Member of the Ohio House of Representatives from the 46th district
- In office January 2, 2007 – May 31, 2013
- Preceded by: Jeanine Perry
- Succeeded by: Michael Sheehy

Personal details
- Born: June 4, 1972 (age 54) Toledo, Ohio
- Party: Democratic
- Alma mater: University of Toledo
- Profession: Attorney

= Matt Szollosi =

American politician

Matthew A. Szollosi (/səˈlɒsi/; born June 4, 1972) is a former Democratic member of the Ohio House of Representatives, representing Toledo and Lucas County.

As of 2022, he is executive director of Affiliated Construction Trades of Ohio, an organization which represents the state's building trades.

==Career==
Szollosi was born in Toledo on June 4, 1972. His parents, Francis M. and Emma J. Szollosi (née Oravecz), have Hungarian roots. He received both his B.A. in English and his Juris Doctor from the University of Toledo. His wife is Melanie L. Szollosi (née Czubek), they have a daughter, Audrey Mae.

His grandfather, Fritz Szollosi served as a postmaster and as a Lucas County Commissioner, his other grandfather, John Babarcsik, who also had Hungarian roots, had worked at the Powertrain facility for close to thirty years.

His brother, Francis J. Szollosi, has been elected twice to serve on the Toledo City Council, and sits on the State Democratic Party Executive Committee. Szollosi was a four-time city councilman in Oregon, Ohio and is a partner with downtown Toledo lawfirm Cosme, D'Angelo & Szollosi Co., L.P.A.

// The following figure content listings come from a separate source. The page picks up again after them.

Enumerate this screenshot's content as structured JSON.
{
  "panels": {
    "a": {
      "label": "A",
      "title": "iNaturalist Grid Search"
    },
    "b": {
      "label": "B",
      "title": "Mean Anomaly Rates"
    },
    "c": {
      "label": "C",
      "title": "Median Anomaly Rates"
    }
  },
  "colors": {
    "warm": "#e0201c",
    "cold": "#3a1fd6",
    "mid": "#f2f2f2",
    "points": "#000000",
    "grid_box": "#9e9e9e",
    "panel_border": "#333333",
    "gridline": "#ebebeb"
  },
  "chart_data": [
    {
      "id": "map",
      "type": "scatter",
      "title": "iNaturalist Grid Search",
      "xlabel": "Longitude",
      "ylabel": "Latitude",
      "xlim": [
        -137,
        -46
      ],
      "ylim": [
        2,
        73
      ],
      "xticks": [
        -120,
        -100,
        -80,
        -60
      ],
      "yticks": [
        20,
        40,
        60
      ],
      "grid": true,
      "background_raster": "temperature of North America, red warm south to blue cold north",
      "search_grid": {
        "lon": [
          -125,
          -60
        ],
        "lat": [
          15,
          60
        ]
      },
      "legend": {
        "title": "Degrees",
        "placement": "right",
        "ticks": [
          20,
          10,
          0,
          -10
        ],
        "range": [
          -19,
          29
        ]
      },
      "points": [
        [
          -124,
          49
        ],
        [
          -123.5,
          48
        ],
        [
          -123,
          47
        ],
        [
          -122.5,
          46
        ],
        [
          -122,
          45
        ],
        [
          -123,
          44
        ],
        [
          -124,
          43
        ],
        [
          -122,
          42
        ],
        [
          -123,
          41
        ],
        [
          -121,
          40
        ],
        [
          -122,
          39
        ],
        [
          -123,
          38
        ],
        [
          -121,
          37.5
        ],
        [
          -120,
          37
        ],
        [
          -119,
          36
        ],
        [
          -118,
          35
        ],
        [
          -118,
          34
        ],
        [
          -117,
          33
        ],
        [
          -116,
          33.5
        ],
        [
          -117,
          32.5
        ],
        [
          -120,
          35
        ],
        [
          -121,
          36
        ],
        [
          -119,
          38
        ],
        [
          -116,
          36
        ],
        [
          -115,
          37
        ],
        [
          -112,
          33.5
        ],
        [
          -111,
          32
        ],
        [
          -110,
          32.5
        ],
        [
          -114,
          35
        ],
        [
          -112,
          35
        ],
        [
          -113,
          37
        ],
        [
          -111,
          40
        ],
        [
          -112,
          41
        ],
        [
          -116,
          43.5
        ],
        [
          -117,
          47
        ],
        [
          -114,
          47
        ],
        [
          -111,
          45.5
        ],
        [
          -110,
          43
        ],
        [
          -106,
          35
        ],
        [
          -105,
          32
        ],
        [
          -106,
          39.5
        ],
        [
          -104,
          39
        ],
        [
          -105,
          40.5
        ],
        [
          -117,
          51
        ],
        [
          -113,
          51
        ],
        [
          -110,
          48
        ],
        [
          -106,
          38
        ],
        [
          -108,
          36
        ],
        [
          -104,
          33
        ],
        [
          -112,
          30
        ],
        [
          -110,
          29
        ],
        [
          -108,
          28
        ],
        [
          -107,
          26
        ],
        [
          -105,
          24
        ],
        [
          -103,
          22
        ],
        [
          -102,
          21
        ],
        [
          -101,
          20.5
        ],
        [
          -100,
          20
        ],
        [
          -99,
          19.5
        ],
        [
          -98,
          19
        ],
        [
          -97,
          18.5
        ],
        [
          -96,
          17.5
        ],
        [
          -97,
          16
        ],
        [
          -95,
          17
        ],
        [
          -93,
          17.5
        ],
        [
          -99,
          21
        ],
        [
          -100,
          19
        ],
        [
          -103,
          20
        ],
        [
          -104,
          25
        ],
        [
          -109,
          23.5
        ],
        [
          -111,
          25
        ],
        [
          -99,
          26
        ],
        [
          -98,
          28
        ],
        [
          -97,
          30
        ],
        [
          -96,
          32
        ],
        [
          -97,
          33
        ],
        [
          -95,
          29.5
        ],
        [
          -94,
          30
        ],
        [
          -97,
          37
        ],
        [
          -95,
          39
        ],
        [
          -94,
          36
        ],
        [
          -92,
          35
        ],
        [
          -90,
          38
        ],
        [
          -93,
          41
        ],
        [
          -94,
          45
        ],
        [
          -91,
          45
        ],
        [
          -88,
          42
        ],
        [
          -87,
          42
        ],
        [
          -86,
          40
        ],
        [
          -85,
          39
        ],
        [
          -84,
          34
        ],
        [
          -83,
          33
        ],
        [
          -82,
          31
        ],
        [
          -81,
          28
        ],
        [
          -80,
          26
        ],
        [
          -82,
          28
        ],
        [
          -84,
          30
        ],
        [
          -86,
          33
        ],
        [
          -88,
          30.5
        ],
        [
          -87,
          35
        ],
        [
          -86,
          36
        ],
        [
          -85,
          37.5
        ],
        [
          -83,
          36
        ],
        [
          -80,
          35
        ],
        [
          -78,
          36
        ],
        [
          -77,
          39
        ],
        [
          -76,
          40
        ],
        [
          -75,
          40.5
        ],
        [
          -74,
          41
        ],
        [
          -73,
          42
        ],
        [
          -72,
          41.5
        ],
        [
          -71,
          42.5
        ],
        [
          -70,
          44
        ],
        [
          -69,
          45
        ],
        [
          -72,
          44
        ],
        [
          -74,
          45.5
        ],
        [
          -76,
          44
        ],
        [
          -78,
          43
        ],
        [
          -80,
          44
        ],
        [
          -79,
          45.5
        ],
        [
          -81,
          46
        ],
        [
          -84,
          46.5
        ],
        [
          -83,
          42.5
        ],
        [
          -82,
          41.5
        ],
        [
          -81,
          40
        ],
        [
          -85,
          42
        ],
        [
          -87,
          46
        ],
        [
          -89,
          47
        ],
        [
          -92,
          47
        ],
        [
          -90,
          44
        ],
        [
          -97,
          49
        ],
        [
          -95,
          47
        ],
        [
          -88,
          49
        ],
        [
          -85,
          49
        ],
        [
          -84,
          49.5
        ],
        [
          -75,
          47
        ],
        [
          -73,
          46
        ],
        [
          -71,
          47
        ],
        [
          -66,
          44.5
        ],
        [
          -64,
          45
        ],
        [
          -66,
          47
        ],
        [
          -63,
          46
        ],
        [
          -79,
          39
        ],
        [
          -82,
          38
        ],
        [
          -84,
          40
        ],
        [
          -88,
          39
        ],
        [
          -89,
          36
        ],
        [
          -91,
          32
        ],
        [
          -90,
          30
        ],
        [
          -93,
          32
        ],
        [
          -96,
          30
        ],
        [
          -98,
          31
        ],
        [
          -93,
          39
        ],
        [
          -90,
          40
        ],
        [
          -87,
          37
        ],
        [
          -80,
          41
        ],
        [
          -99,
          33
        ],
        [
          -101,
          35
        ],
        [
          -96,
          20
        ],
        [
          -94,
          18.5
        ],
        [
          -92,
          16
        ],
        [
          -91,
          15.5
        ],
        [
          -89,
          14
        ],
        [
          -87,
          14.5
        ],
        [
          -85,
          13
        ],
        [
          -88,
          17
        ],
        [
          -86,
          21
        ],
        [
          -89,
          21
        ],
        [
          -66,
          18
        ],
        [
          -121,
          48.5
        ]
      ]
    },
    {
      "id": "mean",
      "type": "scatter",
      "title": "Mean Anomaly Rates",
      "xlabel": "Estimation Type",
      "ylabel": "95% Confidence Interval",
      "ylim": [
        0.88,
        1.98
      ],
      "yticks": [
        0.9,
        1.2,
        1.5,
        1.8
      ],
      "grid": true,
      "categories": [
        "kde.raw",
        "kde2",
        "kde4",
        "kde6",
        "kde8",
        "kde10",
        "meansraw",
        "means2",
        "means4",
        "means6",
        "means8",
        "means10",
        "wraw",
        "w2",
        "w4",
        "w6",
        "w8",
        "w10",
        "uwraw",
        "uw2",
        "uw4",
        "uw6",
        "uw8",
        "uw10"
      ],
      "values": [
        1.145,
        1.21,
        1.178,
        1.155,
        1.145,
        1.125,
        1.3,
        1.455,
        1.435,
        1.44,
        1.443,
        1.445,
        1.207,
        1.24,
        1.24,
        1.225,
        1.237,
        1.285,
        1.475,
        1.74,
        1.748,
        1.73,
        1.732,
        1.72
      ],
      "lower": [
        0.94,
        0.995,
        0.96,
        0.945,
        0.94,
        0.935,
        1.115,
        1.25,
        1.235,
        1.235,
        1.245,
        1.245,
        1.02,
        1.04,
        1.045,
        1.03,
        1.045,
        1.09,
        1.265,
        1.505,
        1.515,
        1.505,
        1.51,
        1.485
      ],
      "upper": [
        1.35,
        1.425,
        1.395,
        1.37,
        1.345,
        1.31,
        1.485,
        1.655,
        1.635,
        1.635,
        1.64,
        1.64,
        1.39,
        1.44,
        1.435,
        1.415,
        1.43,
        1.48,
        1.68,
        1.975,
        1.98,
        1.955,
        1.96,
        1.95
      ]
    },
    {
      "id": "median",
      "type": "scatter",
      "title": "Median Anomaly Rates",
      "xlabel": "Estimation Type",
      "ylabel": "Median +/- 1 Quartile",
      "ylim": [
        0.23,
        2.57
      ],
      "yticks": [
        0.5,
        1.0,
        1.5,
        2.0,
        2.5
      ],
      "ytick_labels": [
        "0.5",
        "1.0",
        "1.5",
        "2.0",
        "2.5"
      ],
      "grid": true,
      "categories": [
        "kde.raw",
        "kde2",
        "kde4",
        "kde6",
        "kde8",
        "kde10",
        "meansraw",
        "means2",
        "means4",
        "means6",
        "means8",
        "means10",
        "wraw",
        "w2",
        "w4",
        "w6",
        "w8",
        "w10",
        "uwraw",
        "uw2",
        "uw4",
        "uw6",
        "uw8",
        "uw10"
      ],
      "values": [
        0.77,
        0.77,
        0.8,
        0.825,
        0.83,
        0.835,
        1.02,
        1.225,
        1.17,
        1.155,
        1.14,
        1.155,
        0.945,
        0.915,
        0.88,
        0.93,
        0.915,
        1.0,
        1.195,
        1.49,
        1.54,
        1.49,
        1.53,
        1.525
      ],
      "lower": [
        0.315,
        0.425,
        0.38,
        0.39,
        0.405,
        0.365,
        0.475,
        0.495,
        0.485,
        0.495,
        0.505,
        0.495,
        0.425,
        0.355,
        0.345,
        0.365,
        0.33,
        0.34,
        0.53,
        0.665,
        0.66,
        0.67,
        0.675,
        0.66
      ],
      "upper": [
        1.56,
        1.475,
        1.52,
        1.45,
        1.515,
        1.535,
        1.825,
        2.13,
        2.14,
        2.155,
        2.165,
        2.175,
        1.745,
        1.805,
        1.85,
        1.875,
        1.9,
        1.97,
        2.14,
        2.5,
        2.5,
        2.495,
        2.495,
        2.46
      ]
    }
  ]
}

==Ohio House of Representatives==
With incumbent Jeanine Perry unable to run for reelection due to term limits, Szollosi entered the race to replace her. Facing Republican Steve Hornyak in the general election, he won by 14,000 votes. Early in his first term, Szollosi was already being mentioned as a contender for Speaker of the House if Democrats were to win majority, as he proved to be a formidable fundraiser. Later on in the 2008 cycle, the Ohio Democratic Party endorsed the leadership team of Szollosi and Armond Budish to lead the next assembly's Democratic caucus.

In his 2008 reelection campaign, Szollosi won against Jeff Wingate by 21,000 votes. Subsequently House Democrats regained the majority, and due to his fundraising prowess, Szollosi was named Speaker pro tempore behind Armond Budish.

In 2010, Szollosi again won an easy election against Republican Jeff Wingate by 11,000 votes. However, this time Republicans won the majority, and Szollosi served as assistant minority leader for the 129th General Assembly. He also served on the committees of Public Utilities, Rules and Reference, Commerce and Labor, Judiciary and Ethics, and as a member of the Joint Legislative Ethics Committee.

In 2012, Szollosi faced the toughest race of his career as a state representative ultimately winning by the narrowest margin of any of his previous races for state representative against Republican Dave Kissinger. Szollosi still received 65% of the vote. But only a few months into his two-year term, Szollosi announced he was resigning to take a job that required him to move from the Toledo area to Columbus.